Friday, June 1, 2018

Losing Lucy


Our dog Lucy died last night. We found her in the morning, in the shade of her beloved mango tree in our backyard of Barquisimeto, where we shared countless conversations and even cups of coffee. My partner Ledys always saved the last half of his coffee for her, when milk and sugar were readily available. Lucy would sit patiently at his feet, awaiting that glorious moment each morning.

Lucy was patient with us even when the milk and sugar ran out, and the only drink we could offer was water. She still looked lovingly into our eyes, not a bit less dedicated to us with all the affection she could muster.

For half of her eight years, Lucy lived joyfully off the abundant scraps from our table. I should point out that our table is rather gigantic, owing to its prime place in our family’s lives, a hub for sharing, dreaming, scheming with friends and visitors from near and far. Lucky for Lucy, this habit provided her with a steady stream of nutritious scraps.

Slowly, though, as Venezuela’s crisis deepened, the food and the gatherings and the celebrating began to disappear. And with it, the left-overs. A kilo of rice procured after days of searching and standing in lines transformed each grain into a nugget of gold. Fewer and fewer grains found their way to Lucy’s bowl.

With no scraps to share, we pounded the pavement in search of dog food. At first we only had to search for an hour, buying a sack for about $2. The hunt turned to an entire afternoon, then a day, sometimes longer. The price went to $5, then $10, $20, $60, about a year’s salary for the average Venezuelan.

Still, Lucy’s bowl under the mango tree was filled each morning. But even as the price of dog food skyrocketed, the quality plummeted. Name brands disappeared from the shelves, the only options became sacks of ever more questionable quality.

I can’t say for sure that Lucy died from the food crisis of my adopted country, but I think that might be the case. I can say for sure, her loss has broken my heart

This afternoon I sat under the guama tree in our farm in Sanare and cried my heart out. At first it was for Lucy, and the memories of those cups of coffee, those silent tete-a-tetes. But then it was for all the country.

By the time of my afternoon cry, I counted 19 people who had come to visit me that day. Lelo and sons and granddaughters brought posts for my fence, Eli and Mamari returned a table, Bebe and Yeli came to stomp mud for my chicken coop, Nani and Lucia and Maria Jose brought milk from their grandfather’s cow, Marigres and Elida came to ask about borrowing chairs for their sons’ graduation. Juan Carlitos brought me seeds to plant, and Manuela brought her kids and cousin and long lost friend Emiliano to visit.

Over 19 cups of coffee, my neighbors and I shared the ins and outs of our day, our lives, our country, our woes, our hopes. As Ledys and I had done so many mornings with Lucy under the mango tree.

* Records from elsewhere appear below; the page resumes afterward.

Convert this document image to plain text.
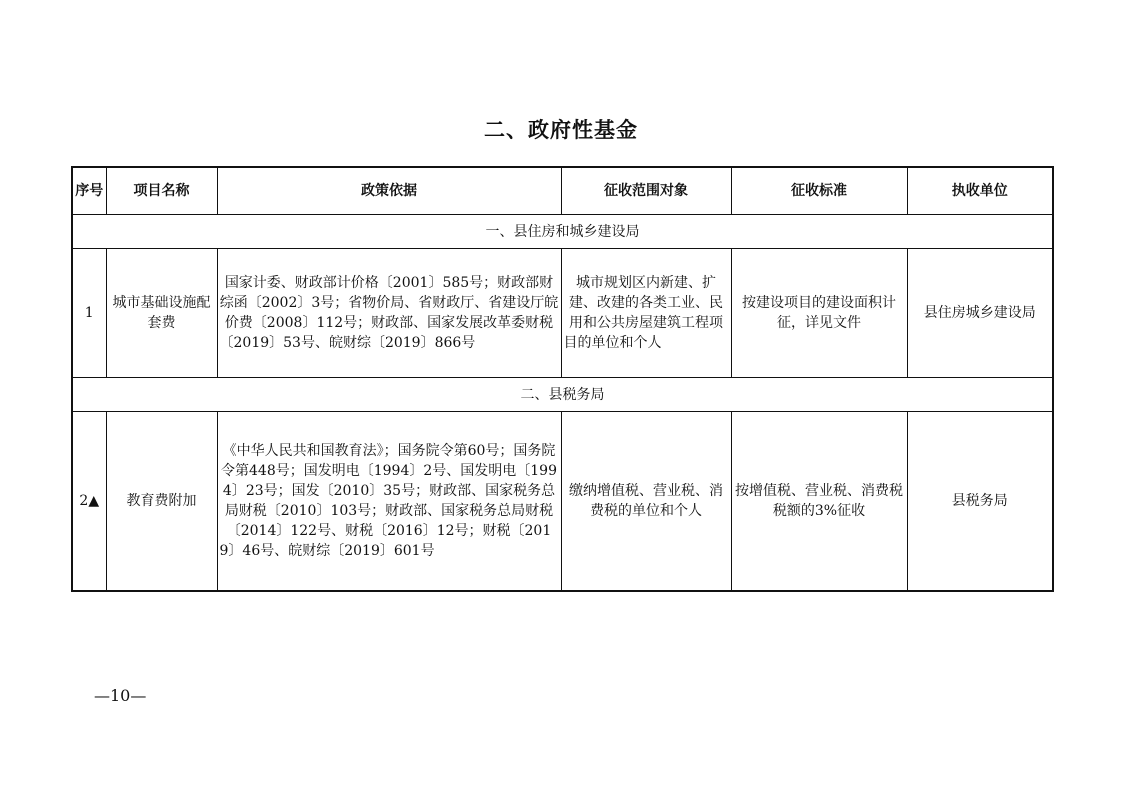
二、政府性基金
序号	项目名称	政策依据	征收范围对象	征收标准	执收单位
一、县住房和城乡建设局					
1	城市基础设施配套费	国家计委、财政部计价格〔2001〕585号；财政部财综函〔2002〕3号；省物价局、省财政厅、省建设厅皖价费〔2008〕112号；财政部、国家发展改革委财税〔2019〕53号、皖财综〔2019〕866号	城市规划区内新建、扩建、改建的各类工业、民用和公共房屋建筑工程项目的单位和个人	按建设项目的建设面积计征，详见文件	县住房城乡建设局
二、县税务局					
2▲	教育费附加	《中华人民共和国教育法》；国务院令第60号；国务院令第448号；国发明电〔1994〕2号、国发明电〔1994〕23号；国发〔2010〕35号；财政部、国家税务总局财税〔2010〕103号；财政部、国家税务总局财税〔2014〕122号、财税〔2016〕12号；财税〔2019〕46号、皖财综〔2019〕601号	缴纳增值税、营业税、消费税的单位和个人	按增值税、营业税、消费税税额的3%征收	县税务局
—10—
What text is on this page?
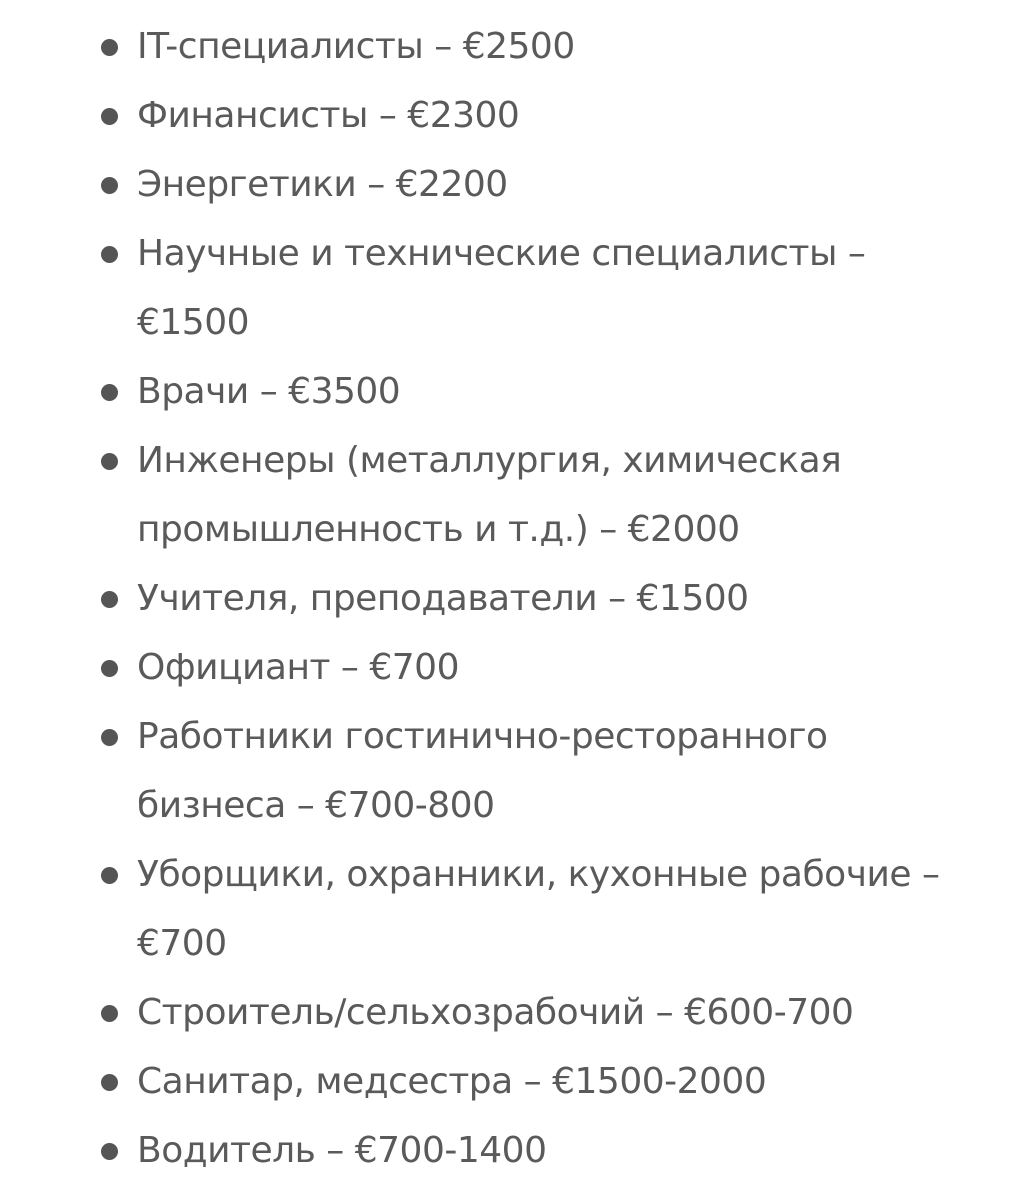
IT-специалисты – €2500
Финансисты – €2300
Энергетики – €2200
Научные и технические специалисты – €1500
Врачи – €3500
Инженеры (металлургия, химическая промышленность и т.д.) – €2000
Учителя, преподаватели – €1500
Официант – €700
Работники гостинично-ресторанного бизнеса – €700-800
Уборщики, охранники, кухонные рабочие – €700
Строитель/сельхозрабочий – €600-700
Санитар, медсестра – €1500-2000
Водитель – €700-1400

Lelo shared how he spent the past three days with fever and aches, and no medicine for relief. Marigres told me of her search for a nebulizer for her two asthmatic kids. They had missed three months of school. She cried silently in the nights as she rubbed their backs, her hands being the only medicine she could offer.

Bebe and Yeli had spent the morning following bees near the river, striking it rich with a find of wild honey for their hungry daughter. Tiny Lucia trailed along with her cousins just to give me a hug, her body fragile in my embrace. Alba was enjoying a day of rest from her daily long walks to and from school where she earns $5 a month as a teacher. There are almost no public buses running, she explained. Elida wondered what the next six years would bring, dumbfounded how the same president who presided over this tragedy had been re-elected.

I let the tears flow like the waters of the Fumarola that nourish our small village. Its waterfall – the lovely backdrop to my front yard, hurls free fall down the face of the mountain at a dramatic speed. Waterfall and tears all felt like one. Falling, churning, burning, cleansing, draining, all at once. I let the pain go

Then I came back into my kitchen and poured a treasured bag of rice into my biggest pan and cooked it all up with three enormous overgrown kohlrabi from the garden that Emiliano helped me cut up, boiling the heck out of them, and blended them with rice. I don’t know if kohlrabi rice is recommended for dogs, but I had to do something. There was no way I was going to lose my two farm pups to Lucy’s fate. 

And so it is with my days here. I have to do something. Tomorrow afternoon the guides from our kids farming collective will come, we will continue to prepare the beds for the 60+ kinds of seed donated by amazing people who don’t even know them

Such a mystery in each seed that such life, beauty, nourishment, springs from something so tiny, so inanimate, so mundane. Such a mystery in each of these kids who come from some of the poorest homes on the plant but have the richest of smiles and hugs and spirit. Such a mystery that a four legged creature with a tail could rule my heart.
 
Lucy is gone. The Venezuela I knew for 35 years is gone. I must trust that something will grow from these shared seeds of pain.

Meanwhile, someone please hand me a hoe.